KG: Each one [of these insults] has been said to me by close friends, family, and, of course, strangers. As an artist, I want to overcome, to go beyond and above. If this is hanging on the wall in plain text, what does that do if it’s not activated by the body? I employ my body in my work, so hair is a medium as well. I’ve always had thick, long, curly hair, and for my first performance as an undergrad in Australia, I cut all my hair off in front of the audience with tailoring scissors just looking at [the audience] as a mirror. I’m coming full circle now, where I am asking the audience to “make me ok again” somehow. It is a different gesture. It’s less about my appearance and more psychological, and it is in conversation with a history of feminist practice. Hair has always been a great part of female identity. These participatory actions where I ask other people to take part go back to performance art as an experiment. It is about trust and letting go of fear. You feed from your audience. I’m really interested in that exchange and in boundaries between people. I’m basically a living sculpture with damn ugly hair, which has become another part of my de-conditioning because I want to see what happens to my own psyche. Do I care? Do I need to care? Does it matter if I don’t brush my hair? No, it doesn’t, at all. It’s only me. I’ve also internalized the idea that if I’m not looking a certain way, then I’m less.
AB: What sorts of issues and ideas are you exploring in your work and why are they important?

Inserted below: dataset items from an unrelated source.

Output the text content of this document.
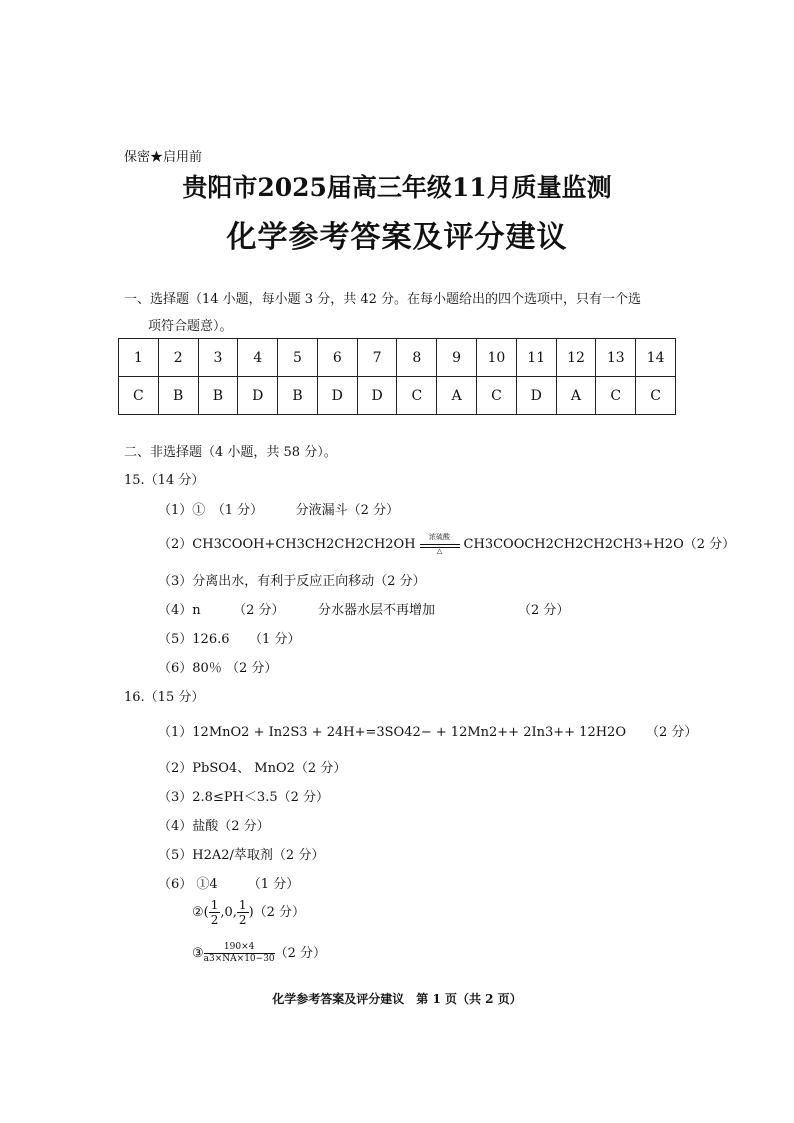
保密★启用前
贵阳市2025届高三年级11月质量监测
化学参考答案及评分建议
一、选择题（14 小题，每小题 3 分，共 42 分。在每小题给出的四个选项中，只有一个选
项符合题意）。
1	2	3	4	5	6	7	8	9	10	11	12	13	14
C	B	B	D	B	D	D	C	A	C	D	A	C	C
二、非选择题（4 小题，共 58 分）。
15.（14 分）
（1）①　（1 分）　　　分液漏斗（2 分）
（2）CH3COOH+CH3CH2CH2CH2OH
浓硫酸
△	CH3COOCH2CH2CH2CH3+H2O（2 分）
（3）分离出水，有利于反应正向移动（2 分）
（4）n　　　（2 分）	分水器水层不再增加	（2 分）
（5）126.6　　（1 分）
（6）80％ （2 分）
16.（15 分）
（1）12MnO2 + In2S3 + 24H+=3SO42− + 12Mn2++ 2In3++ 12H2O （2 分）
（2）PbSO4、 MnO2（2 分）
（3）2.8≤PH＜3.5（2 分）
（4）盐酸（2 分）
（5）H2A2/萃取剂（2 分）
（6） ①4　　 （1 分）
②( $\frac{1}{2} ,0$, $\frac{1}{2} )(2$ 分）
③ $\frac{190\times 4}{a3\times NA\times 10-30} (2$ 分）
化学参考答案及评分建议　第 1 页（共 2 页）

KG: I think a lot about deconstructing and de-conditioning. I want to question what we, as women, deal with daily, on top of all else. There are layers upon layers of construction, going back to early girlhood, which is an important, often damaging time. Girlhood is a very interesting subject. I often dig into my childhood, and I’m very interested in the difference between boys and girls growing up. I’m interested in the transition from young girl to teenager and how important and traumatizing it can be when girls become objects of desire. This side of the gallery [opposite the girlhood wall] is more of the adult woman section. Growing up female, it’s implied that beauty and your appearance is a big deal. You do eventually wake up from that pressure as a woman, but there is a residue, a bad aftertaste of wasted time and effort to be a certain way. I was thinking about what it means to grow into an angry woman, which you can see in my drawings, which seem to always solicit an “aggressive” description. I don’t see them as such; assertive, yes. The selfies in the woman section, digital images printed on canvas, are masked identities. Each one is holding a type of mask, a face that is not my own, which are actually torn photos of models from magazines. They address this idea of never measuring up. I feel that a lot of women hold themselves back––“I’m not ready yet” or “I’m not perfect yet.” It could take years to do anything, and there are real world consequences for that.

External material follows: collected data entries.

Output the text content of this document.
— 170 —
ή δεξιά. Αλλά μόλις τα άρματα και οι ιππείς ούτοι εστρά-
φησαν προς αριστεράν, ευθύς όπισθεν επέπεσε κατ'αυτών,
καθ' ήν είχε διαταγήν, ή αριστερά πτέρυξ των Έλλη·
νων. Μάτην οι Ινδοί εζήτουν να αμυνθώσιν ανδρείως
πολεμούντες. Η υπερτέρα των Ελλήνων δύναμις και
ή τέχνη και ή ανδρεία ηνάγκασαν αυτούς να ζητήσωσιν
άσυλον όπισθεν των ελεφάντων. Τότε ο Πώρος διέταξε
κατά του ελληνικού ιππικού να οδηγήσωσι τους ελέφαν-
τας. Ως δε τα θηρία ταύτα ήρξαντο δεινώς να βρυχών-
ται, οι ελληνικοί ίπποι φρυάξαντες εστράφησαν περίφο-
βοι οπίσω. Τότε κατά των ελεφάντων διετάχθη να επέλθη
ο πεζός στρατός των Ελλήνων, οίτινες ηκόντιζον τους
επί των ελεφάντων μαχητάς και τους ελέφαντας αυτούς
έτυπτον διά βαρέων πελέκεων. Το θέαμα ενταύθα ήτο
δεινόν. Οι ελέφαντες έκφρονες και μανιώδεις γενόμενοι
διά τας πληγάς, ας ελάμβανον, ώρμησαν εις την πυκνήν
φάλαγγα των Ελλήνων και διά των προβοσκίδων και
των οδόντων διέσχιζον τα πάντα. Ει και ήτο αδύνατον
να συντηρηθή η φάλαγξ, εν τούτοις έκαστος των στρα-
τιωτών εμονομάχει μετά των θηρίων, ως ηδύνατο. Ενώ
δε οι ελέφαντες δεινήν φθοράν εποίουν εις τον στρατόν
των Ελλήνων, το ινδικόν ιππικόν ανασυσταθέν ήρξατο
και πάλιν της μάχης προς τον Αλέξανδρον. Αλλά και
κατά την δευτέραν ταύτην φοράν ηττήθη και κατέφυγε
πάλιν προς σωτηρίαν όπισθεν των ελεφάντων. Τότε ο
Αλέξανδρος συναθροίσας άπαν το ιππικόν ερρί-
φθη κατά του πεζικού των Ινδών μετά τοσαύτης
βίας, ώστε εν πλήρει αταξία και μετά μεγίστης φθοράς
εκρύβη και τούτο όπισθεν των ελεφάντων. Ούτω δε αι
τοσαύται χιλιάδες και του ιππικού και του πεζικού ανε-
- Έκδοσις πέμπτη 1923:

AB: How are you combining your artistic practice with social activism?
KG: I consistently deal with the male gaze in my practice; excavating it, interrupting it, and turning it around to see what it’s doing. I’ve internalized it, but as I get older, I become more aware of it and freer from it. I’m interested in history, particularly women in the art world and beyond and the legacy that I’ve been dealing with as a performative and social practice activist through my Feminist Urgent project. I want to reach out and see what else can be done. It comes from my work and from my life. It comes from dealing with issues of being a female artist and regularly hearing from other female artists about their experiences. I hope to change something, even if it feels like I am trying to move a boulder with my eyes.